S. H. : Depuis plusieurs dizaines de milliers d’années, leurs histoires sont fondamentalement mêlées. Dans les premiers temps, les êtres humains étaient des migrateurs, les fameux chasseurs-cueilleurs. Puis, il y a environ 30 000 ans, ils ont commencé à se fixer, à établir de petits villages et à importer des plantes d’intérêt à proximité ! Ainsi, par exemple, l’orge, le blé, la fève… ont été domestiquées dans le Croissant fertile (zone du Moyen-Orient délimitée par le désert de Syrie au sud, la Méditerranée à l’ouest, et par les montagnes du Taurus et de Zagros au nord et à l’est). Des processus simultanés et similaires se sont produits sur tous les continents. 

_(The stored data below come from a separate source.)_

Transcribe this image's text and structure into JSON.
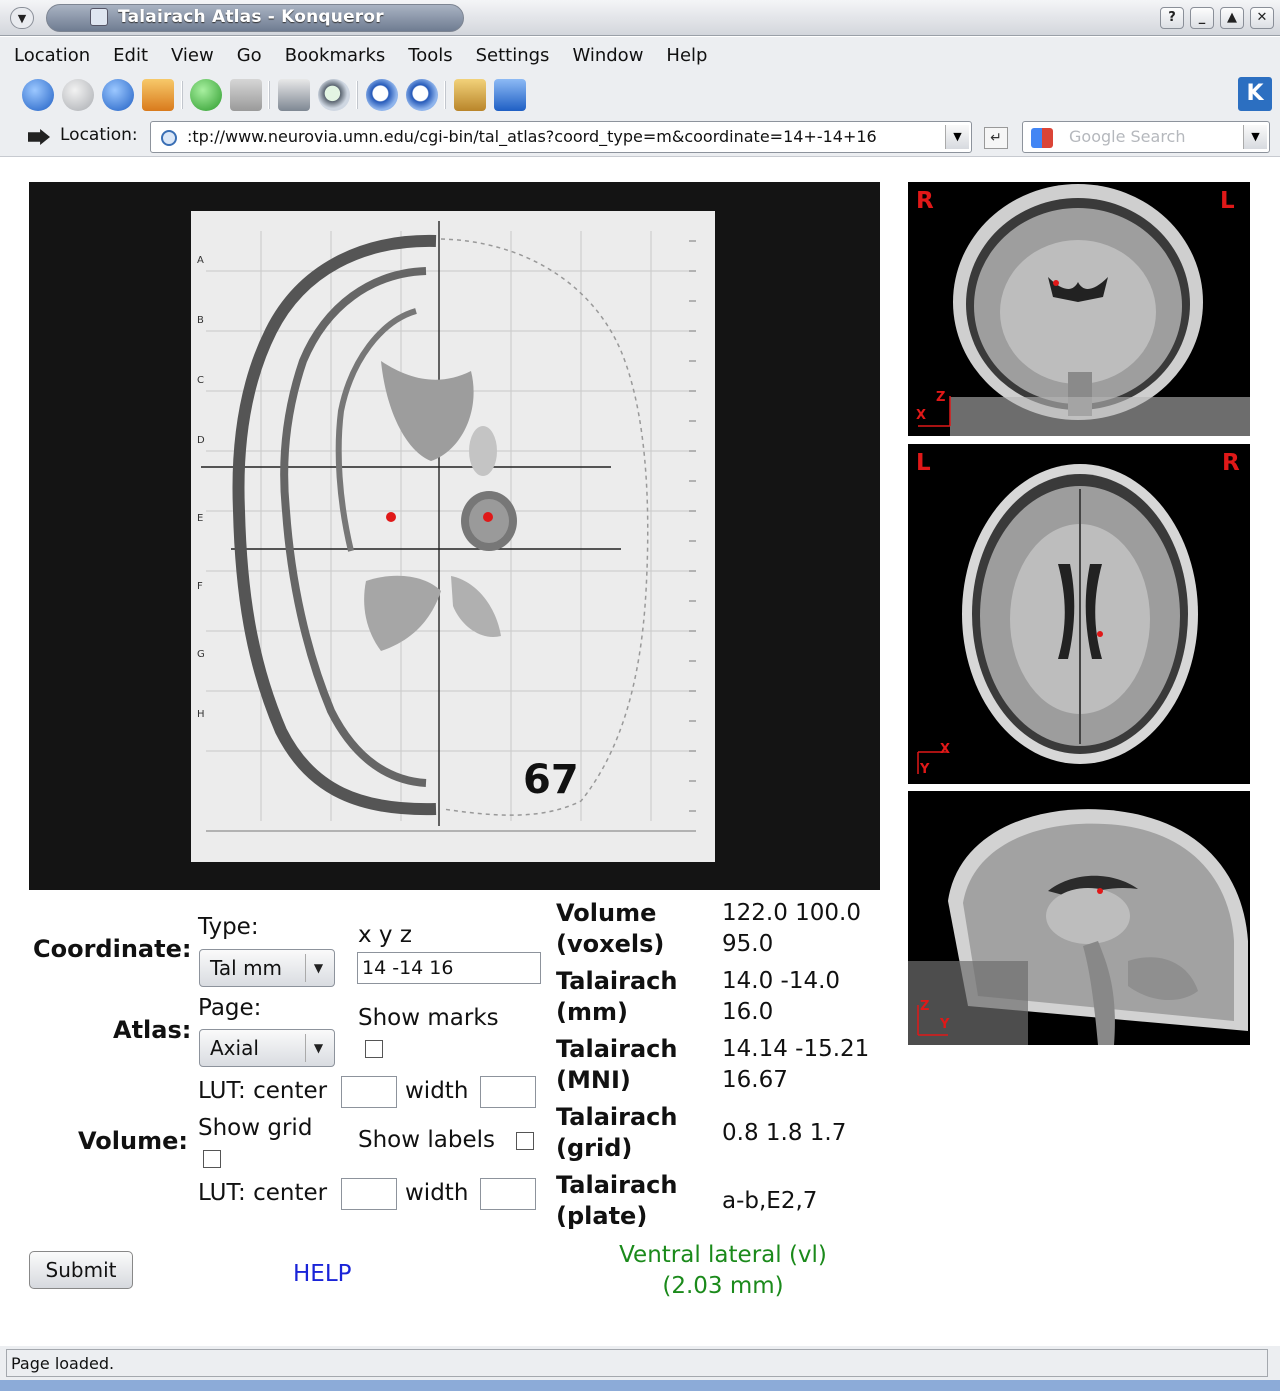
{
  "window": {
    "title": "Talairach Atlas - Konqueror",
    "buttons": [
      "?",
      "_",
      "▲",
      "✕"
    ]
  },
  "menubar": {
    "items": [
      "Location",
      "Edit",
      "View",
      "Go",
      "Bookmarks",
      "Tools",
      "Settings",
      "Window",
      "Help"
    ]
  },
  "toolbar": {
    "icons": [
      "back-icon",
      "forward-icon",
      "up-icon",
      "home-icon",
      "reload-icon",
      "stop-icon",
      "print-icon",
      "find-icon",
      "zoom-in-icon",
      "zoom-out-icon",
      "security-icon",
      "download-icon"
    ]
  },
  "location_bar": {
    "label": "Location:",
    "url": ":tp://www.neurovia.umn.edu/cgi-bin/tal_atlas?coord_type=m&coordinate=14+-14+16",
    "search_placeholder": "Google Search"
  },
  "atlas": {
    "plate_number": "67"
  },
  "mri": {
    "coronal": {
      "left": "R",
      "right": "L",
      "axis_h": "X",
      "axis_v": "Z"
    },
    "axial": {
      "left": "L",
      "right": "R",
      "axis_h": "X",
      "axis_v": "Y"
    },
    "sagittal": {
      "axis_h": "Y",
      "axis_v": "Z"
    },
    "marker_color": "#e01818"
  },
  "form": {
    "coordinate_label": "Coordinate:",
    "type_label": "Type:",
    "type_value": "Tal mm",
    "xyz_label": "x y z",
    "xyz_value": "14 -14 16",
    "atlas_label": "Atlas:",
    "page_label": "Page:",
    "page_value": "Axial",
    "show_marks_label": "Show marks",
    "atlas_lut_center_label": "LUT: center",
    "atlas_lut_width_label": "width",
    "volume_label": "Volume:",
    "show_grid_label": "Show grid",
    "show_labels_label": "Show labels",
    "volume_lut_center_label": "LUT: center",
    "volume_lut_width_label": "width",
    "submit_label": "Submit",
    "help_label": "HELP"
  },
  "info": {
    "volume_key_1": "Volume",
    "volume_key_2": "(voxels)",
    "volume_val": "122.0 100.0 95.0",
    "tal_mm_key_1": "Talairach",
    "tal_mm_key_2": "(mm)",
    "tal_mm_val": "14.0 -14.0 16.0",
    "tal_mni_key_1": "Talairach",
    "tal_mni_key_2": "(MNI)",
    "tal_mni_val": "14.14 -15.21 16.67",
    "tal_grid_key_1": "Talairach",
    "tal_grid_key_2": "(grid)",
    "tal_grid_val": "0.8 1.8 1.7",
    "tal_plate_key_1": "Talairach",
    "tal_plate_key_2": "(plate)",
    "tal_plate_val": "a-b,E2,7",
    "structure_line_1": "Ventral lateral (vl)",
    "structure_line_2": "(2.03 mm)"
  },
  "status": {
    "text": "Page loaded."
  }
}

Au sein du bassin méditerranéen, à l’époque des Pharaons, les Égyptiens s’intéressaient déjà à 2 000 espèces, pour leurs propriétés alimentaires, médicinales mais aussi strictement décoratives. Ils ont également mis sur pied les premières biotechnologies en améliorant les processus de fabrication du vin et de la bière !

La civilisation grecque prend ensuite le relais, établissant les premiers jalons de l’agriculture moderne. Ils réalisent que les vignes ne donnent pas le même résultat selon qu’elles sont plantées sur des coteaux ou en plaine : c’est la découverte de l’effet terroir !

Quant aux Romains, on leur doit le développement des monocultures, de grands domaines  et  la professionnalisation de la production.

En Europe, au Moyen-Age, les jardins se sophistiquent et se développent en lien notamment avec la diffusion de la religion chrétienne. Nombre de monastères abritent alors des jardins organisés autour d’unités thématiques : plantes médicinales, potagères, aromatiques….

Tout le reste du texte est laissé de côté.